TH17-Induced Neutrophils Enhance the Pulmonary Allergic Response Following BALB/c Exposure to House Dust Mite Allergen and Fine Particulate Matter From California and China.

Asthma is a global and increasingly prevalent disease. According to the World Health Organization, approximately 235 million people suffer from asthma. Studies suggest that fine particulate matter (PM2.5) can induce innate immune responses, promote allergic sensitization, and exacerbate asthmatic symptoms and airway hyper-responsiveness. Recently, severe asthma and allergic sensitization have been associated with T-helper cell type 17 (TH17) activation. Few studies have investigated the links between PM2.5 exposure, allergic sensitization, asthma, and TH17 activation. This study aimed to determine whether (1) low-dose extracts of PM2.5 from California (PMCA) or China (PMCH) enhance allergic sensitization in mice following exposure to house dust mite (HDM) allergen; (2) eosinophilic or neutrophilic inflammatory responses result from PM and HDM exposure; and (3) TH17-associated cytokines are increased in the lung following exposure to PM and/or HDM. Ten-week-old male BALB/c mice (n = 6-10/group) were intranasally instilled with phosphate-buffered saline (PBS), PM+PBS, HDM, or PM+HDM, on days 1, 3, and 5 (sensitization experiments), and PBS or HDM on days 12-14 (challenge experiments).
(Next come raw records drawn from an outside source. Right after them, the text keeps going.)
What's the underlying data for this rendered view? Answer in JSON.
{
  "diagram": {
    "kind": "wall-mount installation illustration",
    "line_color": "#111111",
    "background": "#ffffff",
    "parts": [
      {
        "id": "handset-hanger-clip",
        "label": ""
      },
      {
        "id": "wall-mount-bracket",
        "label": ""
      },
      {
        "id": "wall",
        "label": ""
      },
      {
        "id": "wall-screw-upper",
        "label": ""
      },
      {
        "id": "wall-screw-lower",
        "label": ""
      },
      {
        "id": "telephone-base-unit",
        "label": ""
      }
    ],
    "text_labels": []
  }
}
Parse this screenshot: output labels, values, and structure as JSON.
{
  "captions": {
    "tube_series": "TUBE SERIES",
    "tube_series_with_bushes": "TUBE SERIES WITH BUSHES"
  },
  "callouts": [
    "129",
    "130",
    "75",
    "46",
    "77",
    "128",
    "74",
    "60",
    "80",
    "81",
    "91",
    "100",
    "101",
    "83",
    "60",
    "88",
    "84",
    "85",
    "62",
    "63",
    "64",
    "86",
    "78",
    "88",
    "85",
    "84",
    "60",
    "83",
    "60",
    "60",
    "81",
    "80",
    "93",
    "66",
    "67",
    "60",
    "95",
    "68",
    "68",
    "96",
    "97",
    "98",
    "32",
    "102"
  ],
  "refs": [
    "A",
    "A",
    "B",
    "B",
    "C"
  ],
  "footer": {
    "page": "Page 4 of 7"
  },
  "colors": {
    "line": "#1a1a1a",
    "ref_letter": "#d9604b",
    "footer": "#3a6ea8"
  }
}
Pulmonary function, bronchoalveolar lavage cell differentials, plasma immunoglobulin (Ig) protein levels, and lung tissue pathology, cyto-/chemo-kine proteins, and gene expression were assessed on day 15. Results indicated low-dose PM2.5 extracts can enhance allergic sensitization and TH17-associated responses. Although PMCA+HDM significantly decreased pulmonary function, and significantly increased neutrophils, Igs, and TH17-related protein and gene levels compared with HDM, there were no significant differences between HDM and PMCH+HDM treatments. This may result from greater copper and oxidized organic content in PMCA versus PMCH.